11 Apr When an abnormal cycle is the new normal
Curious why your menstrual cycle is out of whack, your hormonal effects are different than usual or your body is going through other unexpected changes?
Abnormal can be the new normal for your menstrual cycle and health when you’re under intense stress.
Part of the reason for these changes is that stress hormones (such as cortisol) can block ovulation, which can throw off your menstrual cycle and bleeding pattern. Or, if you ovulate, stress can trigger a cascade of changes within your body that cause more intense bothersome cycle-related issues.
Stress also triggers other challenges in your body by spurring inflammation, muscle tension and an overactive “fight-or-flight” response. As a result of all this, you can have…
- Irregular periods or skipped periods
- A change in bleeding patterns
- More or less bleeding than usual
- Different intensity of menstrual cramps
- More frequent and/or more intense migraines
- Yeast infections
- A greater number and/or intensity of premenstrual emotional or physical issues
- Weight gain
- Weight loss
- Greater hair shedding
- Nausea, gas, bloating, constipation
When to talk with your healthcare provider
It’s important to remind yourself that abnormal can be the new normal while under stress so you don’t stress yourself out even more by worrying about these changes.
However, if you notice symptoms that could be problematic—such as excessive menstrual bleeding (you’re going through one pad every hour, for example), intense pain or pain accompanied by fever—please call or video chat your healthcare provider and let her or him know. Most health insurers now offer telemedicine as part of their plans, and you can sign up for private telemedicine help at a variety of online companies, such as Teladoc.com.
This too shall pass
It can sometimes feel like all these unwanted changes will last forever. But, typically once the stressful situation subsides, your body will work on getting back into balance again.
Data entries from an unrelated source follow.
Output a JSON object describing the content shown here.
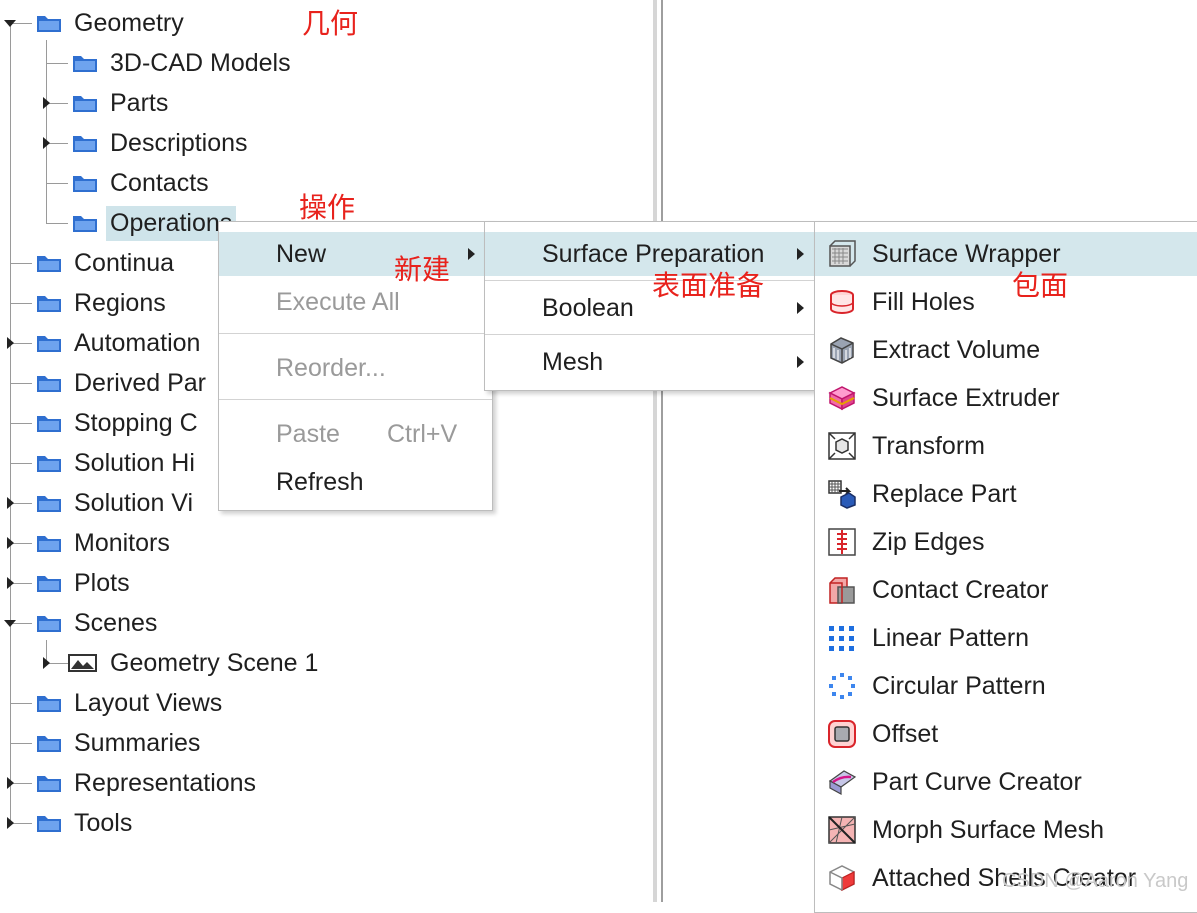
{
  "tree": {
    "geometry": "Geometry",
    "geometry_children": [
      "3D-CAD Models",
      "Parts",
      "Descriptions",
      "Contacts",
      "Operations"
    ],
    "continua": "Continua",
    "regions": "Regions",
    "automation": "Automation",
    "derived_parts": "Derived Par",
    "stopping_criteria": "Stopping C",
    "solution_histories": "Solution Hi",
    "solution_views": "Solution Vi",
    "monitors": "Monitors",
    "plots": "Plots",
    "scenes": "Scenes",
    "geometry_scene": "Geometry Scene 1",
    "layout_views": "Layout Views",
    "summaries": "Summaries",
    "representations": "Representations",
    "tools": "Tools"
  },
  "context_menu": {
    "new": "New",
    "execute_all": "Execute All",
    "reorder": "Reorder...",
    "paste": "Paste",
    "paste_shortcut": "Ctrl+V",
    "refresh": "Refresh"
  },
  "new_submenu": {
    "surface_preparation": "Surface Preparation",
    "boolean": "Boolean",
    "mesh": "Mesh"
  },
  "surface_prep_submenu": {
    "items": [
      {
        "label": "Surface Wrapper",
        "icon": "surface-wrapper-icon"
      },
      {
        "label": "Fill Holes",
        "icon": "fill-holes-icon"
      },
      {
        "label": "Extract Volume",
        "icon": "extract-volume-icon"
      },
      {
        "label": "Surface Extruder",
        "icon": "surface-extruder-icon"
      },
      {
        "label": "Transform",
        "icon": "transform-icon"
      },
      {
        "label": "Replace Part",
        "icon": "replace-part-icon"
      },
      {
        "label": "Zip Edges",
        "icon": "zip-edges-icon"
      },
      {
        "label": "Contact Creator",
        "icon": "contact-creator-icon"
      },
      {
        "label": "Linear Pattern",
        "icon": "linear-pattern-icon"
      },
      {
        "label": "Circular Pattern",
        "icon": "circular-pattern-icon"
      },
      {
        "label": "Offset",
        "icon": "offset-icon"
      },
      {
        "label": "Part Curve Creator",
        "icon": "part-curve-creator-icon"
      },
      {
        "label": "Morph Surface Mesh",
        "icon": "morph-surface-mesh-icon"
      },
      {
        "label": "Attached Shells Creator",
        "icon": "attached-shells-creator-icon"
      }
    ]
  },
  "annotations": {
    "geometry": "几何",
    "operations": "操作",
    "new": "新建",
    "surface_preparation": "表面准备",
    "surface_wrapper": "包面"
  },
  "watermark": "CSDN @Aaron Yang",
  "colors": {
    "folder_blue": "#2f6fd0",
    "highlight": "#d4e7ec",
    "annotation_red": "#e8221c"
  }
}
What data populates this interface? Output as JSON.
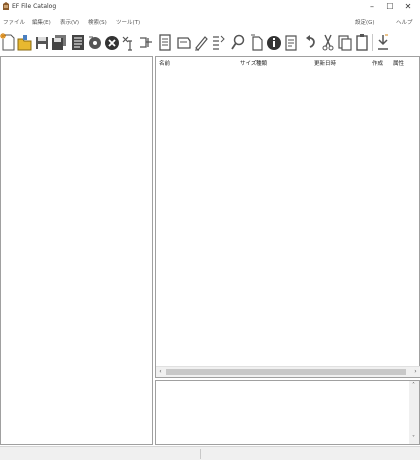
{
  "window": {
    "title": "EF File Catalog",
    "minimize": "–",
    "maximize": "☐",
    "close": "✕"
  },
  "menu": {
    "items": [
      "ファイル",
      "編集(E)",
      "表示(V)",
      "検索(S)",
      "ツール(T)"
    ],
    "right_items": [
      "設定(G)",
      "ヘルプ"
    ]
  },
  "toolbar": {
    "tools": [
      "new-catalog-icon",
      "open-folder-icon",
      "save-icon",
      "save-all-icon",
      "print-icon",
      "scan-disk-icon",
      "delete-icon",
      "rename-icon",
      "column-icon",
      "copy-icon",
      "export-icon",
      "edit-icon",
      "properties-icon",
      "search-icon",
      "new-file-icon",
      "info-icon",
      "bookmark-icon",
      "undo-icon",
      "cut-icon",
      "copy-clipboard-icon",
      "paste-icon",
      "import-icon"
    ],
    "colors": {
      "accent": "#d88a1a",
      "folder": "#e8b830",
      "icon": "#555555",
      "delete": "#444444"
    }
  },
  "file_list": {
    "columns": [
      "名前",
      "サイズ",
      "種類",
      "更新日時",
      "作成",
      "属性"
    ]
  },
  "colors": {
    "border": "#a0a0a0",
    "statusbar": "#f0f0f0"
  }
}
Fortunately, you don’t have to wait for things in your life to calm down to lessen some of the problems caused by stress. That’s because you can do healthy stress-busting activities now, such as exercising, meditating, practicing yoga, talking with trusted pals, doing a favorite hobby, creating art and journaling. Also try to limit your exposure to stressors (such as the news) to avoid re-traumatizing yourself. And get the recommended seven to eight hours of sleep nightly, which helps keep brain chemicals responsible for mood and optimism at optimal levels, boosting resilience to the issues you’re facing.